Volume Snapshot Stuck in Pending
Symptom: VolumeSnapshot remains in “Pending” state indefinitely
Diagnosis:
# Check snapshot status
kubectl describe volumesnapshot postgres-snapshot-20250119
# Check CSI driver logs
kubectl logs -n kube-system csi-cinder-controllerplugin-*
# Verify VolumeSnapshotClass
kubectl get volumesnapshotclass
Common causes:
- VolumeSnapshotClass not defined
- CSI driver doesn’t support snapshots
- Insufficient Cinder quota
- OpenStack credentials expired
Solution:
# Create VolumeSnapshotClass
kubectl apply -f - <<EOF
apiVersion: snapshot.storage.k8s.io/v1
kind: VolumeSnapshotClass
metadata:
name: cinder-snapclass
driver: cinder.csi.openstack.org
deletionPolicy: Delete
EOF
Velero Backup Incomplete
Symptom: Velero backup shows “PartiallyFailed” status
Diagnosis:
# Get detailed backup information
velero backup describe production-daily-20250119010000
# Check backup logs
velero backup logs production-daily-20250119010000
Common issues:
- PVs without snapshot support (local volumes)

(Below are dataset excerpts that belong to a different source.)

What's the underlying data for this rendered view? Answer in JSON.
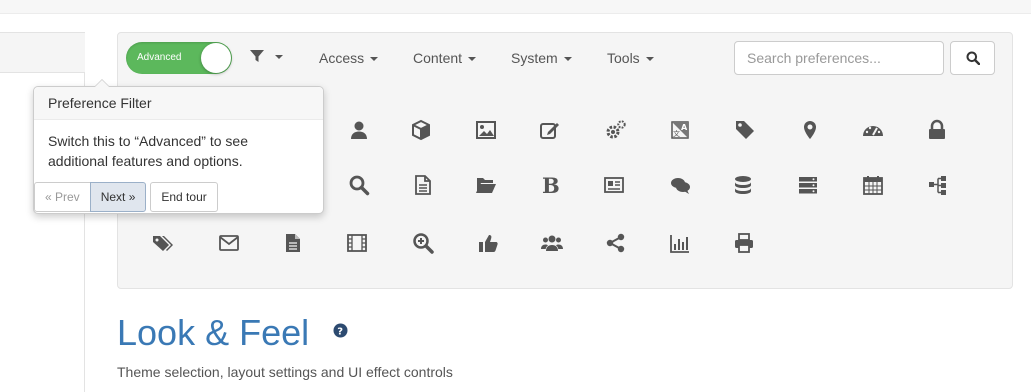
{
  "toggle": {
    "label": "Advanced"
  },
  "menus": {
    "access": "Access",
    "content": "Content",
    "system": "System",
    "tools": "Tools"
  },
  "search": {
    "placeholder": "Search preferences..."
  },
  "tour": {
    "title": "Preference Filter",
    "content": "Switch this to “Advanced” to see additional features and options.",
    "prev": "« Prev",
    "next": "Next »",
    "end": "End tour"
  },
  "section": {
    "title": "Look & Feel",
    "subtitle": "Theme selection, layout settings and UI effect controls"
  },
  "colors": {
    "toggle_on": "#5cb85c",
    "heading": "#3a79b5",
    "icon": "#555555"
  }
}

- Pods stuck in CrashLoopBackOff
- Pre-backup hooks timeout
- Insufficient Swift storage quota
Solution: Exclude problematic resources:
apiVersion: velero.io/v1
kind: Backup
metadata:
name: production-backup
spec:
excludedResources:
- events
- events.events.k8s.io
- backups.velero.io
- restores.velero.io
labelSelector:
matchExpressions:
- key: velero.io/exclude-from-backup
operator: NotIn
values:
- "true"
Out of Space During Restore
Symptom: PVC creation fails with “exceeded quota” during restore
Diagnosis:
# Check Cinder quota
openstack quota show
# Check PV usage
kubectl get pv -o custom-columns=NAME:.metadata.name,CAPACITY:.spec.capacity.storage,STATUS:.status.phase
Solution: Increase OpenStack quota or clean up unused PVs:
# Delete unused PVs
kubectl get pv | grep Released | awk '{print $1}' | xargs kubectl delete pv
# Request quota increase
openstack quota set --volumes 100 --gigabytes 10000 PROJECT_ID
Conclusion: Building a Production-Ready Backup Strategy
Comprehensive Kubernetes backup on OpenStack requires coordinated protection across three layers:
- Control plane backup: etcd snapshots every 6 hours, retained for 30 days, replicated to DR region
- Volume-level backup: CSI snapshots for fast recovery, application-aware dumps for long-term retention
- Full workload backup: Velero or enterprise solutions for complete disaster recovery
No single tool solves all backup challenges. Successful strategies combine:
- etcd backups for cluster state
- Volume snapshots for rapid recovery
- Application dumps for point-in-time consistency
- Velero for coordinated cluster-wide backups
- Enterprise solutions (like Storware) for complex multi-cluster environments
Your backup strategy should match your RTO/RPO requirements:
- Aggressive RTO (<30min): Automated failover with warm standby clusters
- Standard RTO (2-4hr): Velero + manual failover procedures
- Relaxed RTO (24hr): etcd + volume snapshots + documented recovery
Most importantly: test your backups. Quarterly DR drills expose gaps in procedures, validate RTOs, and build team muscle memory. The backup strategy that sits untested is the backup strategy that fails when you need it most.
For production OpenStack environments running business-critical Kubernetes workloads, investing in robust backup automation pays dividends. Whether you build with open-source tools or adopt enterprise solutions, the key is coverage, automation, and validation.